Pitchers know Sandoval will chase nearly 60 percent of pitches, so it seems that the approach to pitching him is to just get him to chase offspeed stuff a foot off the plate. Combine that with the knowledge that Sandoval must be pitched to carefully because of his power, and pitchers quickly realize two things:

1. You don't need to throw the ball over the plate to get a strike.

2. You shouldn't throw a strike to him because he'll crush it.

Hitters like Molina and Francoeur see a low percentage of strikes because of the first issue, but they don't strike fear in pitchers, so pitchers aren't afraid to throw them strikes, so they see more strikes than Sandoval.

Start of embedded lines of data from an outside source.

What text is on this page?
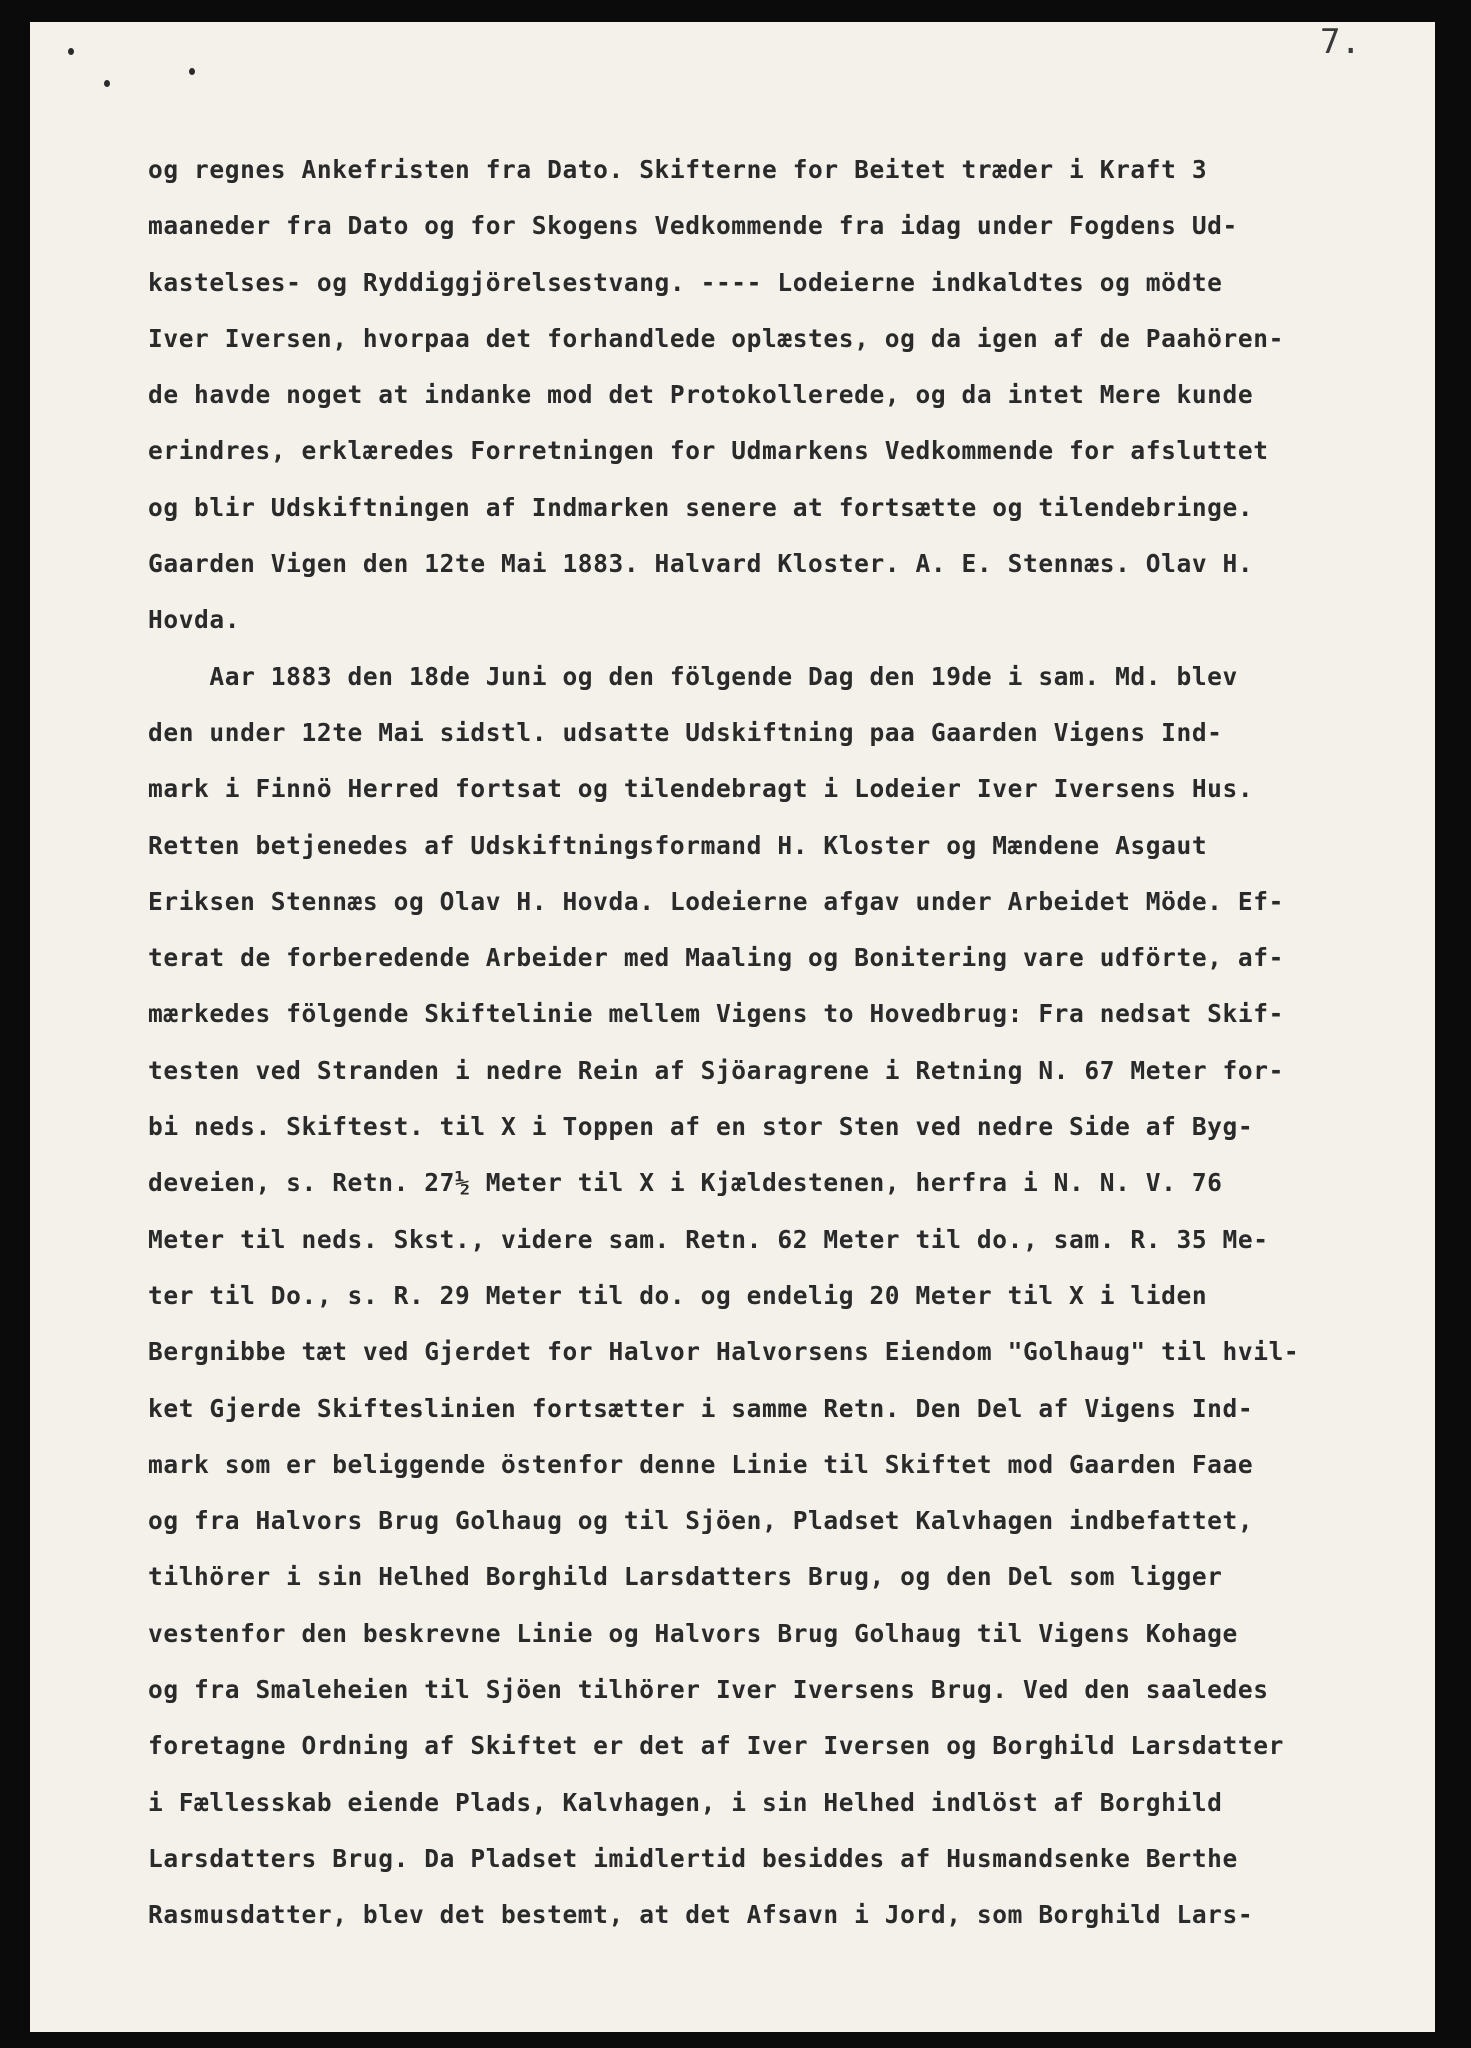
7.
og regnes Ankefristen fra Dato. Skifterne for Beitet træder i Kraft 3
maaneder fra Dato og for Skogens Vedkommende fra idag under Fogdens Ud-
kastelses- og Ryddiggjörelsestvang. ---- Lodeierne indkaldtes og mödte
Iver Iversen, hvorpaa det forhandlede oplæstes, og da igen af de Paahören-
de havde noget at indanke mod det Protokollerede, og da intet Mere kunde
erindres, erklæredes Forretningen for Udmarkens Vedkommende for afsluttet
og blir Udskiftningen af Indmarken senere at fortsætte og tilendebringe.
Gaarden Vigen den 12te Mai 1883. Halvard Kloster. A. E. Stennæs. Olav H.
Hovda.
Aar 1883 den 18de Juni og den fölgende Dag den 19de i sam. Md. blev
den under 12te Mai sidstl. udsatte Udskiftning paa Gaarden Vigens Ind-
mark i Finnö Herred fortsat og tilendebragt i Lodeier Iver Iversens Hus.
Retten betjenedes af Udskiftningsformand H. Kloster og Mændene Asgaut
Eriksen Stennæs og Olav H. Hovda. Lodeierne afgav under Arbeidet Möde. Ef-
terat de forberedende Arbeider med Maaling og Bonitering vare udförte, af-
mærkedes fölgende Skiftelinie mellem Vigens to Hovedbrug: Fra nedsat Skif-
testen ved Stranden i nedre Rein af Sjöaragrene i Retning N. 67 Meter for-
bi neds. Skiftest. til X i Toppen af en stor Sten ved nedre Side af Byg-
deveien, s. Retn. 27½ Meter til X i Kjældestenen, herfra i N. N. V. 76
Meter til neds. Skst., videre sam. Retn. 62 Meter til do., sam. R. 35 Me-
ter til Do., s. R. 29 Meter til do. og endelig 20 Meter til X i liden
Bergnibbe tæt ved Gjerdet for Halvor Halvorsens Eiendom "Golhaug" til hvil-
ket Gjerde Skifteslinien fortsætter i samme Retn. Den Del af Vigens Ind-
mark som er beliggende östenfor denne Linie til Skiftet mod Gaarden Faae
og fra Halvors Brug Golhaug og til Sjöen, Pladset Kalvhagen indbefattet,
tilhörer i sin Helhed Borghild Larsdatters Brug, og den Del som ligger
vestenfor den beskrevne Linie og Halvors Brug Golhaug til Vigens Kohage
og fra Smaleheien til Sjöen tilhörer Iver Iversens Brug. Ved den saaledes
foretagne Ordning af Skiftet er det af Iver Iversen og Borghild Larsdatter
i Fællesskab eiende Plads, Kalvhagen, i sin Helhed indlöst af Borghild
Larsdatters Brug. Da Pladset imidlertid besiddes af Husmandsenke Berthe
Rasmusdatter, blev det bestemt, at det Afsavn i Jord, som Borghild Lars-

Hitters like Pujols strike fear in pitchers and get avoided, but they're patient, and they'll take plenty of pitches and get favorable counts. In those situations, pitchers are often left with no choice but to come over the plate.

So essentially, there are free swingers who aren't very good, and there are great hitters who aren't free swingers. Each type sees a below-average number of strikes.

But Sandoval is both a free swinger and great hitter, so he sees even fewer strikes than players who have one attribute and not the other.

Not since Vladimir Guerrero has there been a true All-Star-level hitter with this sort of approach, and Guerrero was pitched to in a similar fashion, including a mind-boggling 32.7 Zone percent in 2007.

Perhaps the most shocking aspect of the whole thing is that Sandoval only drew 24 walks in the first half. However, with his contact and power ability, not to mention his good defense, that's more than enough.

Pablo Sandoval's excellence at being a "bad-ball hitter" has driven pitchers to approach him in a unique fashion, and so far, that approach hasn't worked very well. It will be interesting to see if Sandoval can keep up his hitting pace with so few good pitches to hit.